Korkuları azaltmak için ipuçları
- Sınava girmeden önce, geçmişteki başarısızlıklarınızı değil, başarılarınızı hatırlayın. Kendinize gerçekteki değerin altında değer biçmeyin.
- Daha önce yaşanmış olan başarısızlıkların sebeplerini araştırın. Onları telafi edin ki yeni başarısızlıkların sebepleri olmasınlar.
- Sınav sizin o ana kadar öğrenmiş olduğunuz bilgilerin değerlendirilmesidir. Asla sizin kişiliğinizin bir değerlendirilmesi değildir. Sınav sonucunda başarısız olmanız yalnızca sizin yeterli bilgiye sahip olmadığınızı gösterir. Bu da kişiliğiniz hakkinda bir değerlendirme olamaz.
- " ÖSS, LGS… sınavını mutlaka kazanmalıyım" yerine
- "....... Fakültesine girmek, ……Lisesini kazanmak istiyorum, demek ve bu şekilde düşünmek çok daha gerçekçidir. - "-meliyim-malıyım" şeklinde biten ifadeler düşünceleri istek olmaktan çıkarıp birer yasa haline getirirler. İstekler yerine getirilemediği zaman değişebilir. Ama yasaların değiştirilmesi çok daha zordur ve beraberinde bazı yaptırımları getirir. Bu yüzden istedikleriniz bir tercihtir, değiştirilebilir. Asla yasa değildir, unutmayın.

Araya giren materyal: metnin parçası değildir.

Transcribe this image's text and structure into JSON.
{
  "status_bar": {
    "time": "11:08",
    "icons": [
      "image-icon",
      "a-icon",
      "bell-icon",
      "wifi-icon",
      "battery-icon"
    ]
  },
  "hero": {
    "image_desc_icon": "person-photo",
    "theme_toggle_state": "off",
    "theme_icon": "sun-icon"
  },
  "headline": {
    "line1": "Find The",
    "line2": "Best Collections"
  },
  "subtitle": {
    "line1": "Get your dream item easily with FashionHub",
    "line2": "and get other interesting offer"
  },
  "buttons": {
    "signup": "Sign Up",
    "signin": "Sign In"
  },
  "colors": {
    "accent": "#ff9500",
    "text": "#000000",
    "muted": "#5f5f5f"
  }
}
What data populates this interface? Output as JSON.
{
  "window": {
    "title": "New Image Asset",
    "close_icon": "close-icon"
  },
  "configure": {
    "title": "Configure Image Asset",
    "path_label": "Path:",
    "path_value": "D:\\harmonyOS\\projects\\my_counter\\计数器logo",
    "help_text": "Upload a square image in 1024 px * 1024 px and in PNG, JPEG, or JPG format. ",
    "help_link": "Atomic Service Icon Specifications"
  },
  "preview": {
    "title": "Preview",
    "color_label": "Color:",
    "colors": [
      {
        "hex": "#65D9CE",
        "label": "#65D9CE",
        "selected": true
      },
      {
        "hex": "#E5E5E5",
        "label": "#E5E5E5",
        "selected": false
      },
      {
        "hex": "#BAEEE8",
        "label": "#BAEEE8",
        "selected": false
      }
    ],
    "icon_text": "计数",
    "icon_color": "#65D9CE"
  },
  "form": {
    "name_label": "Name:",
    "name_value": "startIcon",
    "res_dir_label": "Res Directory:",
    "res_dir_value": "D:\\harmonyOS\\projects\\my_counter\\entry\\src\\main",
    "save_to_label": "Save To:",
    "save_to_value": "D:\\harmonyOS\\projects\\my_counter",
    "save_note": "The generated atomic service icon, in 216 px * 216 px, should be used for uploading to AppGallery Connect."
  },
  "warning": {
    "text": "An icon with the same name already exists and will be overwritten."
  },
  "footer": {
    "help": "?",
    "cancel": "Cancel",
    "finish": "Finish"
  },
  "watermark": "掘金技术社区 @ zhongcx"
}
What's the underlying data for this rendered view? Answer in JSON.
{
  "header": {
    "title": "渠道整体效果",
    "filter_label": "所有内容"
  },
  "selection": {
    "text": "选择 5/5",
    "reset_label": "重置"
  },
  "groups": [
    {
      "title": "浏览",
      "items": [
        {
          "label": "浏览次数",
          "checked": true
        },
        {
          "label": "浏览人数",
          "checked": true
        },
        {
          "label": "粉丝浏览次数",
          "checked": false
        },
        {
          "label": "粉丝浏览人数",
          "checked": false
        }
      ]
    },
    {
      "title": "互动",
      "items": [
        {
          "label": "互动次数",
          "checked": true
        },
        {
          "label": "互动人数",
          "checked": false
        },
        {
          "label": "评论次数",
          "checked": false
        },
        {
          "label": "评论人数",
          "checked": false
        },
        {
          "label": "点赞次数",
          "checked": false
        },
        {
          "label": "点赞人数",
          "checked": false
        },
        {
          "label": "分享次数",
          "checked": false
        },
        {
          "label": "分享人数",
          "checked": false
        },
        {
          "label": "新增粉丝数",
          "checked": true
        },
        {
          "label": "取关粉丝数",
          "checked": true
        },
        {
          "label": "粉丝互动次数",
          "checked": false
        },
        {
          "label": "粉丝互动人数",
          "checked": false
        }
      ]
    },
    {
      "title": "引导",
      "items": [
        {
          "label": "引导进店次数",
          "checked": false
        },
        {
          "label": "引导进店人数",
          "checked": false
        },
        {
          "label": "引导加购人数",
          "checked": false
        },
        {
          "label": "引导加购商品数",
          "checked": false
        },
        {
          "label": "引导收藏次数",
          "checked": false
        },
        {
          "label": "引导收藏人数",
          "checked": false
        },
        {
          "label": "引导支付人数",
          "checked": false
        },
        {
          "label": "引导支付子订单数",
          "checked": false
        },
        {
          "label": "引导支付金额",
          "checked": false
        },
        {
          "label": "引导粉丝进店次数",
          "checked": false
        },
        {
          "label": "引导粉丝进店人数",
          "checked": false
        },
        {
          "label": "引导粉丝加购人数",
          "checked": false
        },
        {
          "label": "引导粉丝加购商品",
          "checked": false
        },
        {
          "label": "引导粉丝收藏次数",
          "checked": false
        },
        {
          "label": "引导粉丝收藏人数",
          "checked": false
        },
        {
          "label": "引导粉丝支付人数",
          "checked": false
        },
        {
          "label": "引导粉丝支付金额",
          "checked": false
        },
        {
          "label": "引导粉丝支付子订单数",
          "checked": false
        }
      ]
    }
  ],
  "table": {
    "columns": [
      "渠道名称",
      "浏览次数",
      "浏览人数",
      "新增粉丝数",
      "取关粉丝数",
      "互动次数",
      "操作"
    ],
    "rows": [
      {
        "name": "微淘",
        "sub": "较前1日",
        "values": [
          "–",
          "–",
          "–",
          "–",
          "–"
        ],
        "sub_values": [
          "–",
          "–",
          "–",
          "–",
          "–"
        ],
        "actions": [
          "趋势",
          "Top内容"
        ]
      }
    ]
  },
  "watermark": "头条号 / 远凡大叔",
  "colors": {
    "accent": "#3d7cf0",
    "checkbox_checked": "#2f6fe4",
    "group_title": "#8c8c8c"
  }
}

- Gireceğiniz sınav hakkında olumlu düşünün. Bu bir sınavdır sadece, bunu bir ölüm kalım savaşı haline getirmeyin.

Tek amacınız olmasın
Sınavda başarısız olursanız bu sizin kişiliğinizi olumsuz değerlendirmenize kendinizi değersiz gereksiz görmenize yol açmamalıdır. Sınavda başarılı olmak sizin tek ve değişmez amacınız olmasın. Kazanma şansınız çok yüksek bile olsa kendinize başka amaçlar tasarlayın, Sınavı kazanmak ilk tercihiniz diğer amaçlar ise ikinci, üçüncü tercihiniz olsun. Böylece sınavı kazanamazsanız dahi yönelecek başka amaçlarınız olur.